The human body is absolutely breathtaking, from head to toe. Every single aspect is amazing.
I'll be the first to admit it: I am a medical nerd, a cancer freak, and an anatomy geek.
I could (and do) spend hours upon hours studying the anatomy and physiology of the human body down to the most minute detail possible.
I often provide sinister "table-side" diagnoses to my friends and family, convincing them they have a rare disease that I once saw on an episode of "Grey's Anatomy."
I have dreams about walking around in scrubs with my little name-tag that reads "M.D."
Here are my confessions:
Being an anatomy geek is not as easy as it sounds. I have had the passion and drive to become a doctor when many of my friends were learning how to add and subtract two digit numbers. That might sound like an exaggeration, but I've had this passion since I was six years old. I remember playing "doctor" when I was around that age and making it way more complex than it needed to be. For example, my "patients" never just had a migraine, the stomach flu, or strep throat. They always had to have some of the most complex ailment around.
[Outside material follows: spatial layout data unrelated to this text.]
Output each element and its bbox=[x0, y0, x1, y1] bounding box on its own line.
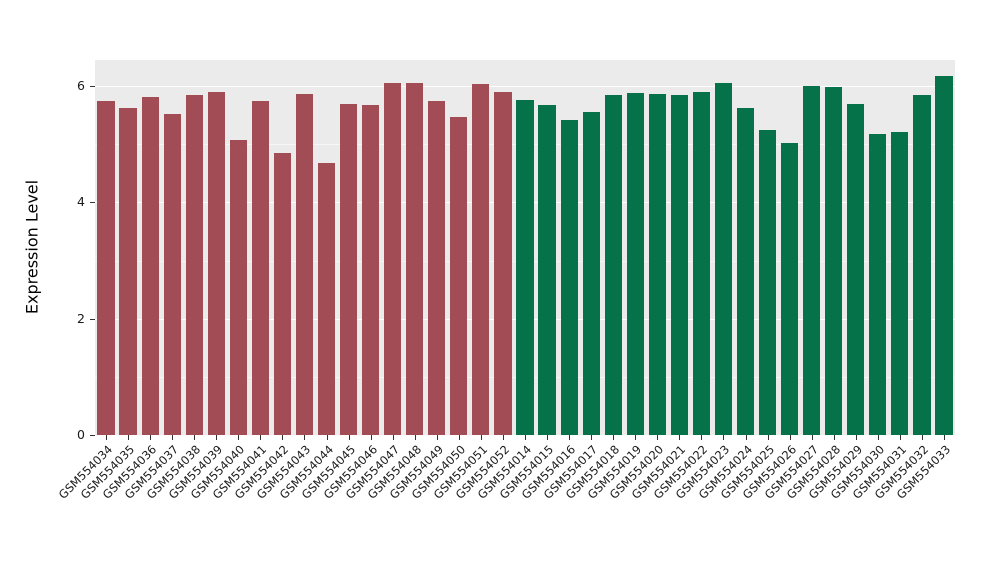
y-tick-mark bbox=[90, 318, 95, 320]
bar-GSM554038 bbox=[185, 94, 203, 435]
bar-GSM554047 bbox=[384, 83, 402, 435]
x-tick-mark bbox=[260, 435, 262, 440]
bar-GSM554020 bbox=[648, 93, 666, 435]
plot-panel bbox=[95, 60, 955, 436]
bar-GSM554048 bbox=[406, 83, 424, 435]
x-tick-mark bbox=[657, 435, 659, 440]
bar-GSM554045 bbox=[339, 103, 358, 435]
bar-GSM554039 bbox=[207, 91, 225, 435]
x-tick-mark bbox=[326, 435, 328, 440]
bar-GSM554014 bbox=[516, 99, 534, 435]
y-tick-label: 4 bbox=[77, 194, 85, 210]
bar-GSM554037 bbox=[163, 114, 181, 435]
x-tick-mark bbox=[745, 435, 747, 440]
bar-GSM554041 bbox=[251, 100, 269, 435]
x-tick-mark bbox=[591, 435, 593, 440]
bar-GSM554021 bbox=[670, 94, 688, 435]
x-tick-mark bbox=[569, 435, 571, 440]
bar-GSM554031 bbox=[891, 131, 909, 435]
bar-GSM554043 bbox=[295, 93, 314, 435]
bar-GSM554016 bbox=[560, 119, 578, 435]
bar-GSM554036 bbox=[141, 96, 159, 435]
x-tick-mark bbox=[458, 435, 460, 440]
bar-GSM554051 bbox=[472, 84, 490, 435]
x-tick-mark bbox=[414, 435, 416, 440]
y-tick-mark bbox=[90, 202, 95, 204]
x-tick-mark bbox=[943, 435, 945, 440]
x-tick-mark bbox=[921, 435, 923, 440]
x-tick-mark bbox=[613, 435, 615, 440]
y-tick-label: 0 bbox=[77, 427, 85, 442]
x-tick-mark bbox=[855, 435, 857, 440]
bar-GSM554049 bbox=[428, 100, 446, 435]
x-tick-mark bbox=[502, 435, 504, 440]
y-tick-mark bbox=[90, 435, 95, 436]
x-tick-mark bbox=[525, 435, 526, 440]
bar-GSM554025 bbox=[758, 129, 777, 435]
x-tick-mark bbox=[833, 435, 835, 440]
x-tick-mark bbox=[392, 435, 394, 440]
x-tick-mark bbox=[547, 435, 549, 440]
bar-GSM554017 bbox=[582, 112, 600, 435]
x-tick-mark bbox=[899, 435, 901, 440]
x-tick-mark bbox=[348, 435, 350, 440]
bar-GSM554050 bbox=[450, 116, 468, 435]
bar-GSM554033 bbox=[935, 75, 953, 435]
x-tick-mark bbox=[480, 435, 482, 440]
bar-GSM554046 bbox=[362, 104, 380, 435]
x-tick-mark bbox=[767, 435, 769, 440]
bar-GSM554035 bbox=[119, 107, 137, 435]
bar-GSM554026 bbox=[781, 143, 799, 435]
bar-GSM554015 bbox=[538, 104, 556, 435]
x-tick-mark bbox=[701, 435, 703, 440]
x-tick-mark bbox=[238, 435, 240, 440]
x-tick-mark bbox=[106, 435, 108, 440]
x-tick-mark bbox=[194, 435, 196, 440]
y-tick-mark bbox=[90, 86, 95, 88]
x-tick-mark bbox=[370, 435, 372, 440]
bar-GSM554032 bbox=[913, 94, 931, 435]
bar-GSM554019 bbox=[626, 93, 644, 435]
x-tick-mark bbox=[282, 435, 284, 440]
x-tick-mark bbox=[811, 435, 813, 440]
x-tick-mark bbox=[216, 435, 218, 440]
gridline-major bbox=[95, 86, 955, 88]
x-tick-mark bbox=[679, 435, 681, 440]
bar-GSM554034 bbox=[97, 100, 115, 435]
bar-GSM554027 bbox=[803, 86, 821, 435]
bar-GSM554044 bbox=[317, 162, 336, 435]
bar-GSM554028 bbox=[825, 87, 843, 435]
y-axis-label: Expression Level bbox=[22, 179, 42, 315]
x-tick-mark bbox=[723, 435, 725, 440]
x-tick-mark bbox=[172, 435, 174, 440]
x-tick-mark bbox=[877, 435, 879, 440]
y-tick-label: 2 bbox=[77, 310, 85, 326]
x-tick-mark bbox=[150, 435, 152, 440]
bar-GSM554018 bbox=[604, 94, 622, 435]
bar-GSM554024 bbox=[736, 107, 755, 435]
x-tick-mark bbox=[635, 435, 637, 440]
x-tick-mark bbox=[128, 435, 130, 440]
x-tick-mark bbox=[304, 435, 306, 440]
bar-GSM554030 bbox=[869, 133, 887, 435]
x-tick-mark bbox=[436, 435, 438, 440]
bar-GSM554022 bbox=[692, 91, 710, 435]
bar-GSM554040 bbox=[229, 139, 247, 435]
bar-GSM554052 bbox=[494, 91, 512, 435]
bar-GSM554023 bbox=[714, 83, 733, 435]
y-tick-label: 6 bbox=[77, 78, 85, 94]
bar-GSM554029 bbox=[847, 103, 865, 435]
x-tick-mark bbox=[789, 435, 791, 440]
bar-GSM554042 bbox=[273, 153, 292, 435]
I love to read. I'll read anything and everything you put in front of me, but when I'm not reading my YA (Young Adult) novels, my nose is buried deep in a medical book. Each book offers a unique perspective on something so marvelous and thought-provoking. Whether it be from the intern, resident, attending, or entirely about the art of medicine, I'll read it in a heartbeat.
I low-key have a T-shirt that says, "I love Bodies," which is complete with "love" being symbolized as an actual human heart.
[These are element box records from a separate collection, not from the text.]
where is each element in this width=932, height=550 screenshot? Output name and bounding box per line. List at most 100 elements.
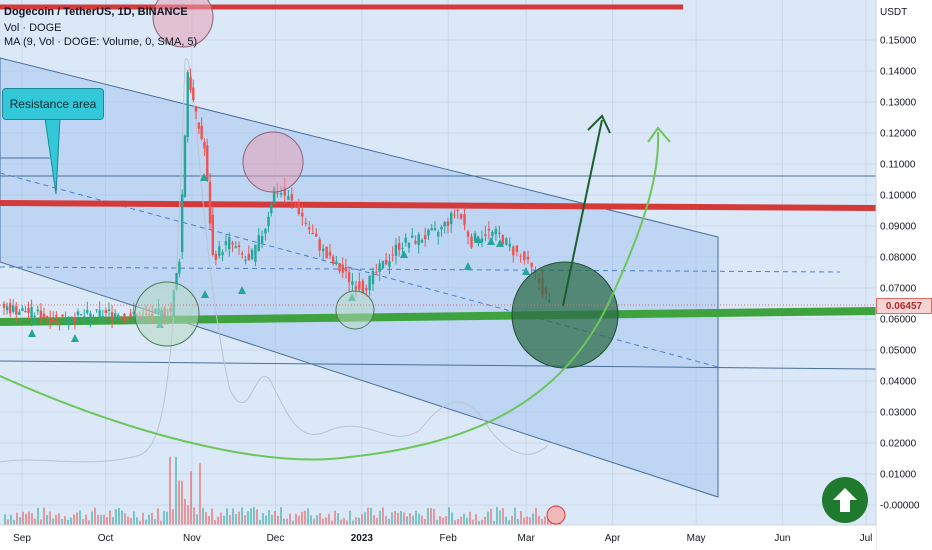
- candle-body: [294, 204, 297, 207]
- candle-body: [301, 212, 304, 217]
- volume-bar: [244, 515, 246, 525]
- candle-body: [126, 318, 129, 321]
- y-tick-label: 0.04000: [880, 377, 917, 388]
- candle-body: [430, 228, 433, 231]
- volume-bar: [409, 513, 411, 525]
- candle-body: [110, 312, 114, 319]
- candle-body: [79, 314, 83, 316]
- candle-body: [123, 313, 126, 317]
- candle-body: [186, 72, 189, 137]
- candle-body: [178, 261, 181, 274]
- volume-bar: [268, 510, 270, 525]
- volume-bar: [370, 507, 372, 525]
- candle-body: [443, 222, 446, 227]
- candle-body: [404, 237, 407, 243]
- y-tick-label: 0.07000: [880, 284, 917, 295]
- candle-body: [247, 254, 250, 261]
- volume-bar: [175, 456, 177, 525]
- y-tick-label: 0.05000: [880, 346, 917, 357]
- volume-bar: [541, 518, 543, 525]
- candle-body: [214, 253, 218, 260]
- candle-body: [508, 243, 512, 247]
- volume-bar: [346, 520, 348, 525]
- candle-body: [453, 214, 456, 216]
- candle-body: [391, 254, 394, 256]
- volume-bar: [127, 516, 129, 525]
- volume-bar: [37, 507, 39, 525]
- volume-bar: [70, 517, 72, 525]
- candle-body: [58, 323, 61, 325]
- volume-bar: [259, 519, 261, 525]
- volume-bar: [406, 516, 408, 525]
- volume-bar: [457, 518, 459, 525]
- candle-body: [318, 239, 321, 251]
- buy-signal-marker: [474, 235, 482, 243]
- candle-body: [423, 235, 427, 240]
- volume-bar: [223, 515, 225, 525]
- volume-bar: [130, 517, 132, 525]
- candle-body: [365, 287, 368, 291]
- last-price-tag: 0.06457: [876, 298, 932, 314]
- volume-bar: [364, 512, 366, 525]
- volume-bar: [265, 515, 267, 525]
- candle-body: [241, 253, 244, 255]
- candle-body: [234, 246, 237, 248]
- volume-bar: [133, 511, 135, 525]
- volume-bar: [295, 513, 297, 525]
- volume-bar: [502, 508, 504, 525]
- volume-bar: [52, 518, 54, 525]
- volume-bar: [181, 480, 183, 525]
- y-tick-label: 0.01000: [880, 470, 917, 481]
- x-tick-label: Jun: [774, 533, 790, 544]
- price-axis-panel: [876, 0, 932, 550]
- candle-body: [15, 306, 18, 315]
- volume-bar: [520, 511, 522, 525]
- candle-body: [36, 309, 39, 312]
- volume-bar: [508, 520, 510, 525]
- volume-bar: [172, 509, 174, 525]
- volume-bar: [400, 511, 402, 525]
- volume-bar: [439, 516, 441, 525]
- event-flag-icon: [546, 505, 566, 525]
- volume-bar: [7, 519, 9, 525]
- candle-body: [530, 262, 533, 267]
- volume-bar: [469, 511, 471, 525]
- candle-body: [410, 235, 414, 238]
- candle-body: [272, 187, 276, 205]
- volume-bar: [493, 520, 495, 525]
- candle-body: [283, 186, 286, 196]
- volume-bar: [304, 510, 306, 525]
- candle-body: [328, 251, 332, 256]
- volume-bar: [385, 516, 387, 525]
- x-tick-label: Apr: [605, 533, 621, 544]
- volume-bar: [490, 508, 492, 525]
- volume-bar: [334, 510, 336, 525]
- candle-body: [67, 321, 70, 325]
- x-tick-label: Dec: [267, 533, 285, 544]
- candle-body: [30, 307, 33, 318]
- volume-bar: [274, 510, 276, 525]
- volume-bar: [277, 515, 279, 525]
- volume-bar: [217, 516, 219, 525]
- candle-body: [501, 235, 505, 245]
- candle-body: [24, 310, 27, 313]
- y-tick-label: 0.03000: [880, 408, 917, 419]
- x-tick-label: 2023: [351, 533, 374, 544]
- volume-bar: [250, 508, 252, 525]
- resistance-callout-label: Resistance area: [9, 97, 97, 111]
- volume-bar: [421, 515, 423, 525]
- volume-bar: [463, 513, 465, 525]
- volume-bar: [454, 520, 456, 525]
- candle-body: [394, 244, 398, 256]
- arrow-up-icon[interactable]: [822, 477, 868, 523]
- y-tick-label: 0.10000: [880, 191, 917, 202]
- volume-bar: [301, 511, 303, 525]
- candle-body: [297, 201, 301, 214]
- volume-bar: [103, 514, 105, 525]
- volume-bar: [166, 511, 168, 525]
- candle-body: [192, 87, 195, 101]
- candle-body: [473, 233, 477, 242]
- currency-label: USDT: [880, 7, 907, 18]
- volume-bar: [253, 507, 255, 525]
I memorized every single bone in the body in a matter of two hours in the fourth grade and haven't forgotten a single one nor it's location.
I can name almost every common type of cancer with details about the disease, their awareness ribbon color, random facts, and most of their subtypes.
Did you know that when you blush, the lining of your stomach blushes too? We're also bioluminescent and glow in the dark, but the light we emit is 1,000 weaker than our eyes are able to pick up.
To become a pediatric oncologist and (hopeful) cancer researcher, which is my dream and future profession, I will have spend approximately 14 years in school, making my 12 years of high school seem like absolutely nothing. There is nothing else on this planet I can see myself doing.
I've been in the hospital setting almost as long as I've been alive. Whether that be volunteering, shadowing, visiting patients, or in the hospital bed myself, the last almost 21 years have been filled with nothing but the medical field.
In all seriousness, over the past 15 years, medicine has become not only my passion, but my life. I absolutely cannot wait for the day I receive my white coat, complete my residency and fellowship, walk down the halls as Dr. Chaplin (hopefully I'll be married though) M.D, and start doing what I love to do, what I was put on this earth to do.